There are few albums that make me question my past – why I didn’t make sound investments in my early twenties? Why I didn’t see the need to protect my credit rating? Why I was not more forward thinking in my career choices? You see, I’m realizing that if I had been more driven, I wouldn’t be listening to this album through headphones in my apartment, I’d be blasting this through some huge speakers in the basement of a house, disturbing neighbors and scaring away small animals.

Croatia’s Kevlar Bikini manages to capture the essence of pure unadulterated rock that delights angry young men and terrifies old women. While maintaining a gritty, straight-forward hard rock core, they are far from just another band that’s gonna plug into distortion pedals and chunk their way through. Right off the bat, songs like “Devil’s Jukebox” grabs you by the collar and doesn’t let up.
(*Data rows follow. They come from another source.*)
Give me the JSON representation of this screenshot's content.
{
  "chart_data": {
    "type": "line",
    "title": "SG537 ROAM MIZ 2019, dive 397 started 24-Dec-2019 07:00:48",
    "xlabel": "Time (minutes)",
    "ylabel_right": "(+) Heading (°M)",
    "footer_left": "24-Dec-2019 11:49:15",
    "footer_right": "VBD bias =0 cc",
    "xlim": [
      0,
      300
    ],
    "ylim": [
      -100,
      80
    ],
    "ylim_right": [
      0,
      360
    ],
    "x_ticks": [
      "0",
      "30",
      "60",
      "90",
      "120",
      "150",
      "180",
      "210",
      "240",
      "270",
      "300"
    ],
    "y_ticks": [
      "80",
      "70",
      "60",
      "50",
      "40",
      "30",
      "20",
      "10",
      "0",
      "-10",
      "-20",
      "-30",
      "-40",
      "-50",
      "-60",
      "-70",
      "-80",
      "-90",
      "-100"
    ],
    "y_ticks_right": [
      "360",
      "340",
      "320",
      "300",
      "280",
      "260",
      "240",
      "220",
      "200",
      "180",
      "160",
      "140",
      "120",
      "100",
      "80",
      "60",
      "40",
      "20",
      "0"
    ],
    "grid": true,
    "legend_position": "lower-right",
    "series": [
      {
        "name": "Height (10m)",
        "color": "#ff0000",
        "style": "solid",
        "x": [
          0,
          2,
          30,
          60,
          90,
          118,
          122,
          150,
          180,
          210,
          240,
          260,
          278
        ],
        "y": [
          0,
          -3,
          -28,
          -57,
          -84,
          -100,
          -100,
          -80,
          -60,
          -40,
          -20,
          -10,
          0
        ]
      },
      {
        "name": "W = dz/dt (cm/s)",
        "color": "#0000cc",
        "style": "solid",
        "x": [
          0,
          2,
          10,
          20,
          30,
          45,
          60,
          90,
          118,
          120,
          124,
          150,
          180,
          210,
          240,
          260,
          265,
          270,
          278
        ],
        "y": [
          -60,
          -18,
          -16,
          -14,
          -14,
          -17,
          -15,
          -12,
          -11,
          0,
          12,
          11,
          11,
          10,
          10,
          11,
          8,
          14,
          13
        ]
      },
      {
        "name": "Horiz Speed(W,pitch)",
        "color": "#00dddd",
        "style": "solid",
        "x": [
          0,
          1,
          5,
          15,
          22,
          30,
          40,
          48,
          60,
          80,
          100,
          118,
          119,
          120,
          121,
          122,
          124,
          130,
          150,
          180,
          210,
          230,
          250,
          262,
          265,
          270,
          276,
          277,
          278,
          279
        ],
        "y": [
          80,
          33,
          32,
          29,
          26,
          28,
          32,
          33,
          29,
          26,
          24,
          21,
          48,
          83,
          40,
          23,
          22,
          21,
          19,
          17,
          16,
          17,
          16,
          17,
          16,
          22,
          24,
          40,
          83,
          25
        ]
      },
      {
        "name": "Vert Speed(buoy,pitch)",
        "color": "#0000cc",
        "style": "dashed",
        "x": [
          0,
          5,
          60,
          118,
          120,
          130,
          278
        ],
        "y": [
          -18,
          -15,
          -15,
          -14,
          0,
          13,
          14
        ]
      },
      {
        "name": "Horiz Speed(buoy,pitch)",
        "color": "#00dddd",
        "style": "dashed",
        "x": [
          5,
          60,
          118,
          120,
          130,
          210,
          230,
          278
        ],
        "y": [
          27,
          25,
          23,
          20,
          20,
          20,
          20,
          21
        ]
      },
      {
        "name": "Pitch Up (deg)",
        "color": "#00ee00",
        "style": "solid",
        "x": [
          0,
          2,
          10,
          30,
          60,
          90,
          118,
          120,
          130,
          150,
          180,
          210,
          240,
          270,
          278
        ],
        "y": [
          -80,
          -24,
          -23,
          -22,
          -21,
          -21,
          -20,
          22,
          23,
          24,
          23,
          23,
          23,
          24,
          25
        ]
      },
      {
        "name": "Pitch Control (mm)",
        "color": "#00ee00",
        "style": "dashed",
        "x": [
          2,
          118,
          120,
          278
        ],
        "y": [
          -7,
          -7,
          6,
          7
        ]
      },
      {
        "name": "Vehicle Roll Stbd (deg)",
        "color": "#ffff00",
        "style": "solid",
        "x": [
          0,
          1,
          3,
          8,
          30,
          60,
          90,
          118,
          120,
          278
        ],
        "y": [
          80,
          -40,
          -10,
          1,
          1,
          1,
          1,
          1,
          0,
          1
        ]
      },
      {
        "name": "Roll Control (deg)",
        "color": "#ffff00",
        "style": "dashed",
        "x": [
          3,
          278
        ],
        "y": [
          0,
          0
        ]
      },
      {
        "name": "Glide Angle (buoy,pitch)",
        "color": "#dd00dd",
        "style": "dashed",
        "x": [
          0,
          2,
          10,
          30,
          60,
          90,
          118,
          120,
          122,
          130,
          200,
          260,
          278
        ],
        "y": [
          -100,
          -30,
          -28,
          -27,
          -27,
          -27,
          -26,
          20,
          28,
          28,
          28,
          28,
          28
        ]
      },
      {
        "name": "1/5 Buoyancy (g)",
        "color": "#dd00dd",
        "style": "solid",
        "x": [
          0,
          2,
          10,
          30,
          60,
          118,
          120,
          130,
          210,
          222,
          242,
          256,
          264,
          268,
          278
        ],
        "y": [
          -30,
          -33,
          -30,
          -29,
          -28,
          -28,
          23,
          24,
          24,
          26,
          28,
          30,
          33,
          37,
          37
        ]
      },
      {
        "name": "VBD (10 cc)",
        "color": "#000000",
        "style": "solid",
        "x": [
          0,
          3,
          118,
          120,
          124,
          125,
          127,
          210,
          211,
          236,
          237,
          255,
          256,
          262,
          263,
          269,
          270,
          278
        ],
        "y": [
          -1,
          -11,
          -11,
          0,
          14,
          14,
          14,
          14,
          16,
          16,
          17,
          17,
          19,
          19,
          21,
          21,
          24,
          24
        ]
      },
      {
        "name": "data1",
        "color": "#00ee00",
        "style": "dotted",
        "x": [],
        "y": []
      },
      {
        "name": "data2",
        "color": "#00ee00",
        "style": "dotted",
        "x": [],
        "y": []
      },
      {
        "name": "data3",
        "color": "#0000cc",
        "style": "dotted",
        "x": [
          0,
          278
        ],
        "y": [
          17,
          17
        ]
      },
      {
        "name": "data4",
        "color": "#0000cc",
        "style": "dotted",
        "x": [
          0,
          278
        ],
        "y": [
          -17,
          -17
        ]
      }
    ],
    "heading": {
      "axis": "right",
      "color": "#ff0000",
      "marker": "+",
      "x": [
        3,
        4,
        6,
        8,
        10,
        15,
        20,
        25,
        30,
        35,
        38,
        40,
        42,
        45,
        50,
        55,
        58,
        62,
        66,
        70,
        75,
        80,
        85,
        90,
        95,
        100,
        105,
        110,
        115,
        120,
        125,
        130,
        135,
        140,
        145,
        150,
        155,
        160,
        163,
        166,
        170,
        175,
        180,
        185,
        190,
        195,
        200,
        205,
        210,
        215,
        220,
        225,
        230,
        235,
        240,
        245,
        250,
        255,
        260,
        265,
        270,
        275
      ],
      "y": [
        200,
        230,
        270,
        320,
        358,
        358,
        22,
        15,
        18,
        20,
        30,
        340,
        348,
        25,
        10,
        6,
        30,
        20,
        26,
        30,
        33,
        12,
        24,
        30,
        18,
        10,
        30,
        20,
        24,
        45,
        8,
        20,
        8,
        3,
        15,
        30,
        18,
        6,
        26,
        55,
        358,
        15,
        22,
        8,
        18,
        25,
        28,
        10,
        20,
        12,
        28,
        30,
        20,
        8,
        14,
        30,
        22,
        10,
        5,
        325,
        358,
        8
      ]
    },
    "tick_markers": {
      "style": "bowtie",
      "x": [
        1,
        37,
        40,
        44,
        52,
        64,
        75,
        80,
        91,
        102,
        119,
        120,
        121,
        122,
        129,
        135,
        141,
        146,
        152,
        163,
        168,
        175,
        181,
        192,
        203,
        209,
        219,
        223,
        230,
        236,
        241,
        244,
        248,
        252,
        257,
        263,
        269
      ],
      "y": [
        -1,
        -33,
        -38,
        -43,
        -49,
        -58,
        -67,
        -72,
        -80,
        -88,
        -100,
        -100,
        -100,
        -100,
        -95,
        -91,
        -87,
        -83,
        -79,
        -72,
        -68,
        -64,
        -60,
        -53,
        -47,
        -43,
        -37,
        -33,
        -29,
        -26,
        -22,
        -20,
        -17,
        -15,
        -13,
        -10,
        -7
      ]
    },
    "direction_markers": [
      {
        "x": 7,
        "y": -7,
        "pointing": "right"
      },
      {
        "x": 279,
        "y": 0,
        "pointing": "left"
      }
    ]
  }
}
Throat-shredding vocals kick off hard into heavy and fat guitar hooks that defy the listener to stand still.

Refreshingly, these boys don’t seem to take themselves too seriously, borrowing lyrics from Black Eyed Peas “My Humps” in their song Rats and “Copycats.” I was reminded at times of bands like The Vincent Black Shadow, Loudermilk, and Clutch. Elements of blues, industrial, punk and metal are all well represented throughout this record, it is truly the blending of all of these influences that make this enjoyable and keep things fresh throughout.

As an example of this band’s distinct blend, the driving and testosterone fueled “Jab” is followed by the punk/modern surf rock “Pretzelspine,” a song which, in its own right, has some serious diversity throughout the track. Both of these lead into the somber and dark “Urinea,” showcasing this band’s depth and span in terms of style.

There are three elements that separate a great rock album from just a good one. In no particular order, they are:

1.)The Note Not Played – This is what makes a Jimmy Page guitar riff memorable.

2.)The “Just Right” production – Over production can rip the spirit right out of a recording, and a lack of mixing skills can make it sound cheap

3.)True To Live ratio – Obviously, the studio allows you freedoms that you wouldn’t get in a live performance setting. Guitars are tracked two and three times to make a fuller sounds etc. But how would it play live?

Explodisaic scores high marks in all three of these categories, and to me at least, secures this  high-energy offering a slot in my personal rotation for a long while to come.  I hope I get to see these guys come to the States as I can only imagine the live show would be fantastic.